The Connecticut Products Liability Act defines a “manufacturer” to include an entity “not otherwise a manufacturer that holds itself out as a manufacturer”. The Tile Council argued that it was merely a trade association that had developed certain patented formulas, and that it did not fall within the ambit of the statute because it did not formulate products or control the ingredients utilized by manufacturers. The court was not persuaded by these arguments. In its decision on the Tile Council’s motion for summary judgment, the court held that when the Tile Council had licensed its formulas to manufacturers, it had set out detailed specifications that included the percentage of asbestos and even specified a designated grade of asbestos fibre to be purchased from a particular supplier. The Tile Council had even recommended that mortar containing asbestos should be labeled with a warning: “DANGER CANCER HAZARD CONTAINS ASBESTOS FIBERS AVOID CREATING DUST.” This degree of control, together with the use of the Tile Council marks, crossed the threshold for liability. The Tile Counsel thus fell within the scope of the “apparent manufacturer” doctrine and the product liability statute.

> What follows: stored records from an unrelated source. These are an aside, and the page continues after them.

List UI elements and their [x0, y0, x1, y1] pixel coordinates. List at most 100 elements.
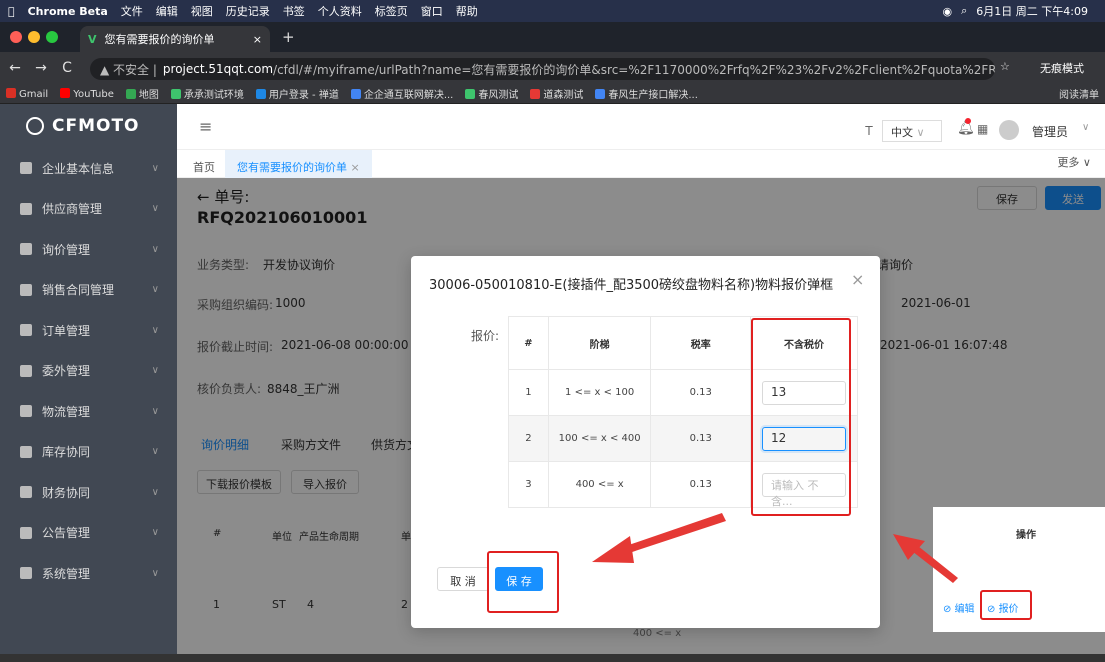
- chevron-down-icon[interactable]: ∨: [1082, 122, 1089, 133]
- menu-file[interactable]: 文件: [121, 3, 143, 19]
- row-tier: 100 <= x < 400: [547, 415, 652, 462]
- app-name[interactable]: Chrome Beta: [28, 5, 108, 18]
- tab-close-icon[interactable]: ×: [253, 33, 262, 46]
- clock[interactable]: 6月1日 周二 下午4:09: [976, 3, 1088, 19]
- sidebar-item[interactable]: 销售合同管理 ∨: [0, 270, 177, 311]
- row-tax: 0.13: [650, 461, 752, 508]
- sidebar-item[interactable]: 系统管理 ∨: [0, 553, 177, 594]
- menu-icon: [20, 526, 32, 539]
- fullscreen-icon[interactable]: ▦: [977, 122, 988, 136]
- avatar[interactable]: [999, 120, 1019, 140]
- app-logo[interactable]: CFMOTO: [0, 104, 177, 148]
- row-no: 2: [508, 415, 549, 462]
- bookmark-item[interactable]: 用户登录 - 禅道: [255, 86, 339, 101]
- app-sidebar: CFMOTO 企业基本信息 ∨ 供应商管理 ∨ 询价管理 ∨ 销售合同管理 ∨ 订单管理 ∨ 委外管…: [0, 104, 177, 662]
- chevron-down-icon: ∨: [151, 162, 159, 174]
- chevron-down-icon: ∨: [151, 446, 159, 458]
- tab-rfq[interactable]: 您有需要报价的询价单 ×: [225, 150, 372, 178]
- sidebar-item[interactable]: 企业基本信息 ∨: [0, 148, 177, 189]
- browser-tab-active[interactable]: V 您有需要报价的询价单 ×: [80, 26, 270, 52]
- cancel-button[interactable]: 取 消: [437, 567, 489, 591]
- chevron-down-icon: ∨: [151, 365, 159, 377]
- bookmark-item[interactable]: 春风生产接口解决...: [595, 86, 698, 101]
- chevron-down-icon: ∨: [151, 203, 159, 215]
- user-name[interactable]: 管理员: [1032, 123, 1068, 140]
- wifi-icon[interactable]: ◉: [943, 5, 953, 18]
- menu-profile[interactable]: 个人资料: [318, 3, 362, 19]
- menu-help[interactable]: 帮助: [456, 3, 478, 19]
- col-operation: 操作: [1016, 530, 1036, 541]
- incognito-label[interactable]: 无痕模式: [1040, 60, 1084, 76]
- menu-history[interactable]: 历史记录: [226, 3, 270, 19]
- chevron-down-icon: ∨: [151, 527, 159, 539]
- reload-icon[interactable]: C: [56, 60, 78, 76]
- menu-view[interactable]: 视图: [191, 3, 213, 19]
- bookmarks-bar: Gmail YouTube 地图 承承测试环境 用户登录 - 禅道 企企通互联网…: [0, 84, 1105, 104]
- maximize-window-icon[interactable]: [46, 31, 58, 43]
- bookmark-item[interactable]: 承承测试环境: [170, 86, 244, 101]
- modal-title: 30006-050010810-E(接插件_配3500磅绞盘物料名称)物料报价弹…: [429, 278, 834, 293]
- security-indicator[interactable]: ▲ 不安全 |: [100, 61, 157, 78]
- sidebar-item[interactable]: 供应商管理 ∨: [0, 189, 177, 230]
- font-size-icon[interactable]: Ｔ: [863, 122, 875, 139]
- bookmark-icon: [125, 89, 136, 99]
- notification-dot: [965, 118, 971, 124]
- row-no: 3: [508, 461, 549, 508]
- logo-ring-icon: [26, 117, 44, 135]
- bookmark-icon: [530, 89, 541, 99]
- row-tax: 0.13: [650, 415, 752, 462]
- sidebar-item[interactable]: 订单管理 ∨: [0, 310, 177, 351]
- menu-icon: [20, 567, 32, 580]
- menu-icon: [20, 202, 32, 215]
- search-icon[interactable]: ⌕: [961, 4, 967, 18]
- reading-list-button[interactable]: 阅读清单: [1059, 86, 1099, 101]
- close-window-icon[interactable]: [10, 31, 22, 43]
- bookmark-item[interactable]: 企企通互联网解决...: [350, 86, 453, 101]
- sidebar-item[interactable]: 物流管理 ∨: [0, 391, 177, 432]
- bookmark-item[interactable]: 春风测试: [465, 86, 518, 101]
- browser-tab-bar: V 您有需要报价的询价单 × +: [0, 22, 1105, 52]
- menu-bookmarks[interactable]: 书签: [283, 3, 305, 19]
- more-tabs[interactable]: 更多 ∨: [1057, 154, 1091, 170]
- menu-window[interactable]: 窗口: [421, 3, 443, 19]
- apple-icon[interactable]: : [8, 5, 15, 18]
- bookmark-item[interactable]: 地图: [125, 86, 159, 101]
- forward-icon[interactable]: →: [30, 60, 52, 76]
- chevron-down-icon: ∨: [151, 284, 159, 296]
- sidebar-item[interactable]: 库存协同 ∨: [0, 432, 177, 473]
- tab-home[interactable]: 首页: [193, 159, 215, 175]
- row-tier: 1 <= x < 100: [547, 369, 652, 416]
- sidebar-item[interactable]: 委外管理 ∨: [0, 351, 177, 392]
- menu-edit[interactable]: 编辑: [156, 3, 178, 19]
- bookmark-item[interactable]: 道森测试: [530, 86, 583, 101]
- chevron-down-icon: ∨: [151, 486, 159, 498]
- sidebar-item[interactable]: 询价管理 ∨: [0, 229, 177, 270]
- chevron-down-icon: ∨: [151, 567, 159, 579]
- menu-icon: [20, 486, 32, 499]
- minimize-window-icon[interactable]: [28, 31, 40, 43]
- menu-icon: [20, 405, 32, 418]
- sidebar-item-label: 系统管理: [42, 566, 91, 581]
- sidebar-item-label: 销售合同管理: [42, 283, 115, 298]
- sidebar-item-label: 财务协同: [42, 485, 91, 500]
- edit-link[interactable]: ⊘ 编辑: [943, 600, 975, 615]
- sidebar-item[interactable]: 公告管理 ∨: [0, 513, 177, 554]
- site-favicon-icon: V: [88, 32, 97, 46]
- menu-tabs[interactable]: 标签页: [375, 3, 408, 19]
- app-header: ≡ Ｔ 中文 ∨ 🔔︎ ▦ 管理员 ∨: [177, 104, 1105, 150]
- bookmark-item[interactable]: YouTube: [60, 87, 114, 100]
- browser-nav-bar: ← → C ▲ 不安全 | project.51qqt.com /cfdl/#/…: [0, 52, 1105, 84]
- bookmark-star-icon[interactable]: ☆: [1000, 60, 1010, 73]
- logo-text: CFMOTO: [52, 116, 140, 136]
- address-bar[interactable]: ▲ 不安全 | project.51qqt.com /cfdl/#/myifra…: [90, 58, 995, 80]
- menu-icon: [20, 243, 32, 256]
- back-icon[interactable]: ←: [4, 60, 26, 76]
- menu-toggle-icon[interactable]: ≡: [199, 117, 212, 136]
- bookmark-item[interactable]: Gmail: [6, 87, 48, 100]
- close-icon[interactable]: ×: [851, 270, 864, 289]
- sidebar-item[interactable]: 财务协同 ∨: [0, 472, 177, 513]
- menu-icon: [20, 364, 32, 377]
- new-tab-button[interactable]: +: [282, 28, 295, 46]
- row-tier: 400 <= x: [547, 461, 652, 508]
- language-select[interactable]: 中文 ∨: [882, 120, 942, 142]
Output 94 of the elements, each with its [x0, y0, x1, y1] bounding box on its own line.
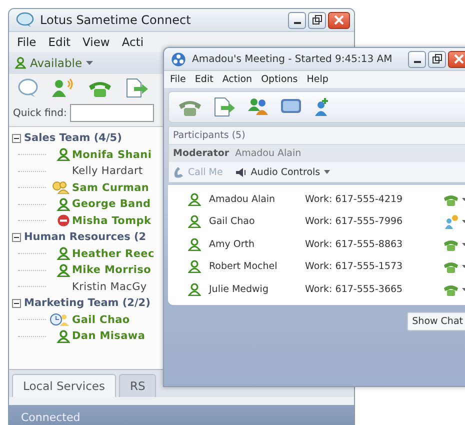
- speaker-icon: [234, 166, 247, 178]
- chat-bubble-icon[interactable]: [17, 78, 39, 98]
- caret-icon[interactable]: [462, 265, 465, 268]
- phone-icon[interactable]: [443, 260, 459, 274]
- close-button[interactable]: [448, 50, 465, 68]
- contact-name[interactable]: Kristin MacGy: [72, 280, 147, 293]
- menu-item[interactable]: File: [170, 74, 186, 85]
- moderator-name: Amadou Alain: [235, 148, 302, 159]
- person-icon: [57, 264, 70, 277]
- person-icon: [188, 238, 201, 251]
- contact-name[interactable]: Gail Chao: [72, 314, 130, 326]
- group-name[interactable]: Marketing Team (2/2): [24, 297, 150, 310]
- person-sound-icon[interactable]: [51, 78, 75, 98]
- person-icon: [57, 247, 70, 260]
- person-icon: [188, 215, 201, 228]
- quick-find-field[interactable]: [70, 104, 154, 122]
- meeting-globe-icon: [171, 52, 186, 66]
- menu-item[interactable]: Options: [261, 74, 298, 85]
- menu-item[interactable]: Acti: [122, 35, 144, 49]
- participant-name: Julie Medwig: [209, 284, 270, 295]
- person-icon: [57, 198, 70, 211]
- show-chat-button[interactable]: Show Chat: [407, 312, 465, 330]
- close-icon: [454, 54, 464, 64]
- participant-name: Amadou Alain: [209, 194, 276, 205]
- caret-icon[interactable]: [462, 198, 465, 201]
- phone-icon[interactable]: [443, 282, 459, 296]
- clock-person-icon: [50, 313, 70, 326]
- people-icon[interactable]: [247, 97, 269, 117]
- person-icon: [57, 148, 70, 162]
- audio-controls-button[interactable]: Audio Controls: [234, 165, 330, 179]
- caret-icon: [324, 170, 330, 174]
- person-icon: [15, 57, 26, 69]
- window-title: Lotus Sametime Connect: [40, 13, 192, 27]
- quick-find-label: Quick find:: [13, 108, 67, 118]
- contact-name[interactable]: Kelly Hardart: [72, 165, 143, 178]
- menu-item[interactable]: Edit: [194, 74, 214, 85]
- phone-number: Work: 617-555-4219: [305, 194, 404, 205]
- menu-item[interactable]: Help: [306, 74, 328, 85]
- caret-icon[interactable]: [462, 288, 465, 291]
- maximize-button[interactable]: [308, 12, 326, 28]
- person-icon: [188, 260, 201, 274]
- phone-number: Work: 617-555-8863: [305, 238, 404, 250]
- phone-icon[interactable]: [443, 238, 459, 251]
- phone-number: Work: 617-555-3665: [305, 284, 404, 295]
- contact-name[interactable]: George Band: [72, 198, 151, 210]
- maximize-button[interactable]: [428, 50, 446, 68]
- chat-bubble-icon: [16, 12, 34, 28]
- participant-name: Amy Orth: [209, 238, 256, 250]
- contact-name[interactable]: Heather Reec: [72, 248, 154, 260]
- caret-icon[interactable]: [462, 220, 465, 224]
- minimize-button[interactable]: [408, 50, 426, 68]
- caret-icon: [86, 61, 94, 65]
- contact-name[interactable]: Dan Misawa: [72, 330, 146, 342]
- status-text: Connected: [21, 410, 80, 424]
- restore-icon: [312, 15, 322, 25]
- window-title: Amadou's Meeting - Started 9:45:13 AM: [192, 54, 394, 64]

The Court distinguished an earlier trademark licensor liability case, Burkert v. Petrol Plus of Naugatuck, Inc., 216 Conn. 65 (1990), on the basis that the trademark licensor in that case, General Motors, had only required that the licensed product meet certain performance standards. General Motors had otherwise exercised no control of the formulation of the licensed product. In that case, General Motors’ performance standards requirement did not rise to the level of a substantial involvement with the design, manufacture or distribution of the product, and accordingly General Motors was not liable.

The verdict highlights that the brand recognition that a licensor receives from use of its trademarks on products that incorporate its technology comes with the risk of product liability. The licensor also faces conflicting interests. On the one hand, the licensor has to retain control of the manner in which its mark is used in order to maintain trademark rights. On the other, control of the formulation of a product, or perhaps even part of a product, may result in product liability for the licensor even though the licensor is not the actual manufacturer. In drafting quality control provisions, licensors should consider whether they are able to walk this fine line so as to protect their marks without incurring product liability – the Burkert case provides an illustration of how this can be done. In any case, licensors should always address product liability risks through insurance coverage and indemnification where possible.

 

DISCLAIMER: Because of the generality of this update, the information provided herein may not be applicable in all situations and should not be acted upon without specific legal advice based on particular situations. Attorney Advertising.